Taken together, these studies suggest that alternative pharmacogenetic study designs should be considered. In particular, it may be productive to focus on alternative phenotypes, including intermediate phenotypes that may more closely reflect drug action. Assessment of drug-induced adverse events has proven to be enormously successful in other branches of medicine. Daly and colleagues (9) recently reported that a specific human leukocyte antigen allele markedly increases the risk for liver injury due to flucloxacillin treatment (p=8.7×10—33; odds ratio=80.6). Mallal and colleagues (10) have reported that the same human leukocyte antigen allele provides 100% sensitivity for predicting risk of development of an immunologically confirmed hypersensitivity reaction to a nucleoside reverse transcriptase inhibitor, abacavir, used in the treatment of AIDS. In the abacavir study, 23 subjects carried the specific human leukocyte antigen risk allele, and every one of them developed the hypersensitivity reaction relative to an overall occurrence rate of less than 3% in this population. Similar types of results may be forthcoming with psychiatric drugs that are associated with rare, yet severe, side effects. For example, clozapine-induced agranulocytosis has been linked to the human leukocyte antigen-DQB1 genotype, with odds ratios of approximately 17 in two small cohorts of subjects characterized for development of clozapine-induced agranulocytosis (11). In depression, studies have been completed that implicate specific candidate loci in antidepressant side effects that include sexual dysfunction (12) and treatment-emergent suicidal ideation (13), with higher odds ratios than observed in genetic studies of clinical efficacy.

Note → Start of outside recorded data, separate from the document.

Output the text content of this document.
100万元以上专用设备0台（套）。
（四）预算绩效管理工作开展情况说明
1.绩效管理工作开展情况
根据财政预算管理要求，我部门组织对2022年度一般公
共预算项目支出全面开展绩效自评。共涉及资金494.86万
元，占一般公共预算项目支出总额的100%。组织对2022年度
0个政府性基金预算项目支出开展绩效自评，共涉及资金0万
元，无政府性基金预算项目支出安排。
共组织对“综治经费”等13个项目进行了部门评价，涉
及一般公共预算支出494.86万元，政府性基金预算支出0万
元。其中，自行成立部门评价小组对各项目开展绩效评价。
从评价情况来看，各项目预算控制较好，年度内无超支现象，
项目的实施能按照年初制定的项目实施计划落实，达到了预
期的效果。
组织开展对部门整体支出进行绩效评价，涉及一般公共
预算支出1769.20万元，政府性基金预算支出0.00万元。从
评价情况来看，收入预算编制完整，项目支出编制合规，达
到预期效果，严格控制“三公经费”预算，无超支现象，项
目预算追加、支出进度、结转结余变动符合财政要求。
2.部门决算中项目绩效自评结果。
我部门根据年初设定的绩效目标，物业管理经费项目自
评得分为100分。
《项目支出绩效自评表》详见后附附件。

For studies of efficacy, use of other alternative phenotypes that mediate response may be informative. For example, neuroimaging techniques that assess neurogenesis in response to antidepressant treatment may soon be available as well as more traditional functional magnetic resonance imaging and positron emission tomography measures that have been utilized to predict response. These techniques may also be more amenable for use in rigorously designed pharmacological challenge designs that may yield larger numbers of informative data points than heterogeneous clinical trials in which DNA samples are collected as samples of convenience. Other alternative phenotypes such as neurocognitive measures, electrophysiological indices, and neuroendocrine markers may also prove useful with these designs.
The recent data suggest that pharmacogenetic prediction of antidepressant response is not yet refined enough for clinical application. Nevertheless, the development of new study designs specifically aimed at pharmacogenetic traits, the continued advances in genomic technology, and a fuller appreciation of the multiple variables that may impact drug response in the clinical setting suggest that there is still considerable progress to be made in this emerging area of discovery.